If you were in charge of a car while above the limit but didn’t actually drive it, there’s also a greater probability of avoiding a ban. Again, however, this is at the court’s discretion.
What other impacts do drink-driving charges have?
The impacts of drink-driving charges can be surprisingly far-reaching.
Of course, if there was a fatal or otherwise serious accident as a result of drink-driving, the consequences will be more distressing. Yet even if you’re stopped by the police without causing an accident, there could be repercussions that aren’t immediately apparent.
The obvious one is that a driving ban will probably cause you significant inconvenience. If you drive for work, your employer will see the drink-driving conviction on your licence and it’s likely that you’ll lose your job.
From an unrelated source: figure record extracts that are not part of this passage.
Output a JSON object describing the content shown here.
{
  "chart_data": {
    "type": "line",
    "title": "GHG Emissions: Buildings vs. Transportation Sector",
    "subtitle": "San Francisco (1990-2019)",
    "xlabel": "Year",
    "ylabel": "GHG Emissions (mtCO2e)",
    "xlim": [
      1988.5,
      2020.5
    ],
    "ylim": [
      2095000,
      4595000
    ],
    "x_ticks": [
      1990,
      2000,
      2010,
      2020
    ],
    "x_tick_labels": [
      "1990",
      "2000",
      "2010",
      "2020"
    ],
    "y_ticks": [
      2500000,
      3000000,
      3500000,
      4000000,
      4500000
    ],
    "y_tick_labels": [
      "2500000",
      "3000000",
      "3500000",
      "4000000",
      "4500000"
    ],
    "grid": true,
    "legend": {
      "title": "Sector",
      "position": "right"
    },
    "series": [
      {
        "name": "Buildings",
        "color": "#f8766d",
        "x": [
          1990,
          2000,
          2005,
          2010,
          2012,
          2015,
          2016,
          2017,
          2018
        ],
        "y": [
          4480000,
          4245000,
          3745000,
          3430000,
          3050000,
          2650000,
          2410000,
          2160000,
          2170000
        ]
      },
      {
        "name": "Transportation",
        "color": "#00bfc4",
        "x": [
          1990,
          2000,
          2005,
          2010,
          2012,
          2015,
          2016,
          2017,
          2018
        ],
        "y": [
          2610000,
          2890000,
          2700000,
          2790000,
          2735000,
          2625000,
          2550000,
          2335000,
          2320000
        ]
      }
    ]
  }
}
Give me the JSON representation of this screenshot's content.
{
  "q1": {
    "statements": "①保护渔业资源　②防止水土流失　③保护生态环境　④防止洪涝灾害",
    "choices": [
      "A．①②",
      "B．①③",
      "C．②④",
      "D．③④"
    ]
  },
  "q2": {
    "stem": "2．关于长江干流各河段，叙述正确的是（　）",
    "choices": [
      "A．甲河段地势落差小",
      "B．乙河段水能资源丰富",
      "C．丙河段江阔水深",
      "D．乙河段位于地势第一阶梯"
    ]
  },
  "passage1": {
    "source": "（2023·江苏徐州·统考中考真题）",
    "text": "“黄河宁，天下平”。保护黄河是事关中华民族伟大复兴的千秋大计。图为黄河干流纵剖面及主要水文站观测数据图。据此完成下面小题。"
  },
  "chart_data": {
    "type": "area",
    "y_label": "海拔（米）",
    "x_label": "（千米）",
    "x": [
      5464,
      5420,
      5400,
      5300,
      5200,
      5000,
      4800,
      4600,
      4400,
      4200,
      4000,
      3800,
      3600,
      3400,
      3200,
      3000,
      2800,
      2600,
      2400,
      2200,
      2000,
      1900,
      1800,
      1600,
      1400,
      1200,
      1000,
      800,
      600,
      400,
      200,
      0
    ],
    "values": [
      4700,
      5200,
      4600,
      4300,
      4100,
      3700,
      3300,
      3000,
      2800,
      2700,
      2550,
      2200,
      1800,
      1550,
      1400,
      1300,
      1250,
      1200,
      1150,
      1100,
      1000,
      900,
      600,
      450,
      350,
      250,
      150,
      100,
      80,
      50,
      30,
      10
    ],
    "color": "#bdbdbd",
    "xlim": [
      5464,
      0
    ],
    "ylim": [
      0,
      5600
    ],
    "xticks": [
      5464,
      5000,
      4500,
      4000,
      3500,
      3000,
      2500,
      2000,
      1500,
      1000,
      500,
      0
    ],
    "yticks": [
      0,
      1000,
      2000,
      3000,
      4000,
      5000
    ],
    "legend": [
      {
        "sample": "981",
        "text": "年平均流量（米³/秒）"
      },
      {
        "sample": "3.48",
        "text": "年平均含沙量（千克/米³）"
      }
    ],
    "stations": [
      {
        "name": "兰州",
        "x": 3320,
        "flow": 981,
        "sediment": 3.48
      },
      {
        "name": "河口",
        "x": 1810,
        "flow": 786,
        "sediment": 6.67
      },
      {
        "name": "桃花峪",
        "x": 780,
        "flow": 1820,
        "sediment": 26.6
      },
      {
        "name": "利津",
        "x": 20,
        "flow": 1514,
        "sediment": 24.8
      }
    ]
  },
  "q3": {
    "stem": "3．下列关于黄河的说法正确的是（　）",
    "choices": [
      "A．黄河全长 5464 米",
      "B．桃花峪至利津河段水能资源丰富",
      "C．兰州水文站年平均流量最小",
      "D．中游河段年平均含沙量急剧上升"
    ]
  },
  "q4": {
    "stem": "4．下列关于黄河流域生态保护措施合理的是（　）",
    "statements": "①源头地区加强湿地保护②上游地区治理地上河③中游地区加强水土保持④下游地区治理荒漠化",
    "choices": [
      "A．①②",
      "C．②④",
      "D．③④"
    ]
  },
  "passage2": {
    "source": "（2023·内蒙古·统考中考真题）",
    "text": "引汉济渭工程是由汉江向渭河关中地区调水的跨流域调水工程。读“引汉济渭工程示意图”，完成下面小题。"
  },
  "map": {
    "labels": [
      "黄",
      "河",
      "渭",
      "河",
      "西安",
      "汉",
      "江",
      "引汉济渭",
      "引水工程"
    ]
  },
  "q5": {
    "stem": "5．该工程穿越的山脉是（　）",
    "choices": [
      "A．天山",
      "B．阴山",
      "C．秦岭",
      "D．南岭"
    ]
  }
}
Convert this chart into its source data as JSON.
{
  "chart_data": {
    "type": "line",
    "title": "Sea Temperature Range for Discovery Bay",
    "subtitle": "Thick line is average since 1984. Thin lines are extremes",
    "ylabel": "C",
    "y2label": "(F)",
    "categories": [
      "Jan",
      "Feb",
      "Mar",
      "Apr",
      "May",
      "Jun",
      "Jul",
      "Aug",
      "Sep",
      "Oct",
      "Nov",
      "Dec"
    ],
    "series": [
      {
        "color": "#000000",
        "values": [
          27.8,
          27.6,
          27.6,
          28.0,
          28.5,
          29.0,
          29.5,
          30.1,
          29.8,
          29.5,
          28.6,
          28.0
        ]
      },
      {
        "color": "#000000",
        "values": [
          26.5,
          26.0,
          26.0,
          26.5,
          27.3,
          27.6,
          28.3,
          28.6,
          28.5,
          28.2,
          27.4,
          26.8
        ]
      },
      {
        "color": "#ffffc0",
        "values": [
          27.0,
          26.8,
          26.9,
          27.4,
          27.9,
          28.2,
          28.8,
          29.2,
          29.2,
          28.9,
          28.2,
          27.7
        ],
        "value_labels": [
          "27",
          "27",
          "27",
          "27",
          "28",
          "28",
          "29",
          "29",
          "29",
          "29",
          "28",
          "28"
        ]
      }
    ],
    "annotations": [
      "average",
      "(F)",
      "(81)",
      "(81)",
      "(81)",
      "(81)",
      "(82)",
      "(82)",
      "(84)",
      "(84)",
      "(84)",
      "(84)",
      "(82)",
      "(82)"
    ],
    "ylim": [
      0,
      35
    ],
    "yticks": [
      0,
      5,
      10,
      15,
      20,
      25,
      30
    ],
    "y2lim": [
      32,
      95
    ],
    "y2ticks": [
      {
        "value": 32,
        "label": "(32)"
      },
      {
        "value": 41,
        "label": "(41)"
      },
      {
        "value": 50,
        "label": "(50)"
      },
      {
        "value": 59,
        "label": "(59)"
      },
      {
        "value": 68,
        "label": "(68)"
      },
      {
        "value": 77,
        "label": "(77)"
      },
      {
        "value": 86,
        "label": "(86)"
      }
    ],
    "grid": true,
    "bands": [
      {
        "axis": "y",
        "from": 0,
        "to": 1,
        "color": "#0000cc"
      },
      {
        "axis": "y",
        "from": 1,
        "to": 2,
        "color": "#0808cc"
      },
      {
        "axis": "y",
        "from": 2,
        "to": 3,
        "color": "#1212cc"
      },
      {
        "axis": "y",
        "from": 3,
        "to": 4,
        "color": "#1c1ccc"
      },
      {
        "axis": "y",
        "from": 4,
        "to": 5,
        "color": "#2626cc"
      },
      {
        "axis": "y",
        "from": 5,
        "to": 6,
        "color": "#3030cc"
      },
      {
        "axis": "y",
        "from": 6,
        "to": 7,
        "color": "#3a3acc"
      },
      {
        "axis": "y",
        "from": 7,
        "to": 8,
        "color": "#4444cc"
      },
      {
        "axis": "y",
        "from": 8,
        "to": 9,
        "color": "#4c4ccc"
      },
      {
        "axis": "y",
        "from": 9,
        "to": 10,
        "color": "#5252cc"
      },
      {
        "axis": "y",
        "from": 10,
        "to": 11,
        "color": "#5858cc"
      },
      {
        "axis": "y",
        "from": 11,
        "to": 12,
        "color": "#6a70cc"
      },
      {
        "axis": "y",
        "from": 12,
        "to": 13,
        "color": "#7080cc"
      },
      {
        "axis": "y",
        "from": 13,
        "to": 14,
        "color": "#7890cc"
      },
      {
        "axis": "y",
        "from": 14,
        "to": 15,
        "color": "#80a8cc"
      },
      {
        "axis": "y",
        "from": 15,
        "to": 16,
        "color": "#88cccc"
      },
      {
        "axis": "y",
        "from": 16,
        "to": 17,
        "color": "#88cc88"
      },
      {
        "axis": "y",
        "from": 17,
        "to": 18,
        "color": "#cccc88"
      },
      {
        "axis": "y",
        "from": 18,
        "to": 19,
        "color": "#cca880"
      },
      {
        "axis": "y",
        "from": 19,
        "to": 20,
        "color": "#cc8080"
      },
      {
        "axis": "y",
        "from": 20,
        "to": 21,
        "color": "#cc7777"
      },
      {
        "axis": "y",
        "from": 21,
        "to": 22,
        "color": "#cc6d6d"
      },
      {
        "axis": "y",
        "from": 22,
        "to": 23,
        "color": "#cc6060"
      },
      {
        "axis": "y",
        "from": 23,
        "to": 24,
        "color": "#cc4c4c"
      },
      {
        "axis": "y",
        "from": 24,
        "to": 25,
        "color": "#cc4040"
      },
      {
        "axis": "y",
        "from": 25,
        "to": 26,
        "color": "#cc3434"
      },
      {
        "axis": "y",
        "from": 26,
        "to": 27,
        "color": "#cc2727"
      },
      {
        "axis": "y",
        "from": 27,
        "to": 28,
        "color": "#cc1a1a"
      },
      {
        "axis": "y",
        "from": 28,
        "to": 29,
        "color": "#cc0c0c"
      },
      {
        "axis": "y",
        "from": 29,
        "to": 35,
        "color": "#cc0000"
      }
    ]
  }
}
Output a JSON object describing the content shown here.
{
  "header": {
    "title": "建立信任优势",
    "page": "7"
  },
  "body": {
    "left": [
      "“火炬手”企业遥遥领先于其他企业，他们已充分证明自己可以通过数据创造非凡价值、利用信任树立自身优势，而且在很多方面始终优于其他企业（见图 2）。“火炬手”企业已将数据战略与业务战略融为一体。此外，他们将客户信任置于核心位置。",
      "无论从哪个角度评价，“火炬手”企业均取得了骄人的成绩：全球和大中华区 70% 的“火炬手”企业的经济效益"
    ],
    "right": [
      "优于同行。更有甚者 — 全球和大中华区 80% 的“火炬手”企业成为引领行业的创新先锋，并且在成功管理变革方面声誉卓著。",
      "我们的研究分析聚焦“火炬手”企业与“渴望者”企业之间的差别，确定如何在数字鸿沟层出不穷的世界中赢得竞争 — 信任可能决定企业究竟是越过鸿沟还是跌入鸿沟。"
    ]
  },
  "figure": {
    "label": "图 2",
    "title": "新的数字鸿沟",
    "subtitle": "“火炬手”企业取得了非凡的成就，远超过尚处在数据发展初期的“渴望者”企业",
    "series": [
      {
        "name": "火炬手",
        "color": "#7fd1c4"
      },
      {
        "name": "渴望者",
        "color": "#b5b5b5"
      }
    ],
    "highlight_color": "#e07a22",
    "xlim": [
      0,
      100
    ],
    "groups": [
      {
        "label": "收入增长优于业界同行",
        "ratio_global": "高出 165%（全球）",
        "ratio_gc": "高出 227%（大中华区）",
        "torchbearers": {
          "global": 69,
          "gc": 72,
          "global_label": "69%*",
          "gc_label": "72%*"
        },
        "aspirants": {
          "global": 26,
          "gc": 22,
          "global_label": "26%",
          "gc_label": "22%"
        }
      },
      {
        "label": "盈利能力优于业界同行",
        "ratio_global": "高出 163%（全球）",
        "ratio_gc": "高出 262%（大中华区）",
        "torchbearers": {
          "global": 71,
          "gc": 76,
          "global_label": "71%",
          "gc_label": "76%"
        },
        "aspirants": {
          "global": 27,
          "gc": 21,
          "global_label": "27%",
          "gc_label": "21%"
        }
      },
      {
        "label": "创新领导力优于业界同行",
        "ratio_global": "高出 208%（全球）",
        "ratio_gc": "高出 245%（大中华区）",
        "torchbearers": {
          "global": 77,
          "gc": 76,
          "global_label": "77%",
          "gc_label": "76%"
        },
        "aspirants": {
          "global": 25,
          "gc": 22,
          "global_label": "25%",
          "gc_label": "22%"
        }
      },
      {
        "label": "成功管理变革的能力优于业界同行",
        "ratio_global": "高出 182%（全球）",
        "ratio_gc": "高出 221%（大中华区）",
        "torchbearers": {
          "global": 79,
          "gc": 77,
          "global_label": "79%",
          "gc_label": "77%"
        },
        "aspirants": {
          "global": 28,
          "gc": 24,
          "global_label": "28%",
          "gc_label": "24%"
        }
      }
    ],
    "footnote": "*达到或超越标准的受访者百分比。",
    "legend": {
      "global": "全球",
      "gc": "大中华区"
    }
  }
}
Even if you don’t drive for a living though, employers can take a dim view of a conviction, while you’ll have to declare that conviction when applying for new jobs.
Whether you keep your licence or not, you can expect your car insurance costs to rise significantly. Depending upon the insurance company and the specific offence, you’ll have to declare the conviction to insurers for at least 3 years and possibly up to 11 years.
One consequence you may not expect is that a conviction for drink-driving makes travelling more complicated. Some countries might not let you in at all, while others, like the USA and Australia might make you go through a longer visa process.
What should you do if you’ve been charged with drink-driving?
The first step should always be to enlist the help of a specialist drink-driving solicitor as soon as possible. In the vast majority of cases, you’ll only be able to consult a solicitor after you’ve given your breath tests at the police station.
As with all crimes, pleading guilty early on in proceedings can reduce the penalties you face. If you have one present, a solicitor may recommend you plead guilty immediately after an over-the-limit breathalyser test result. This is another reason to seek legal representation as soon as you can.
A solicitor will detail the legal process after being charged, helping to prepare you for the possible outcomes and working to ensure the damage to your personal and professional lives is minimised.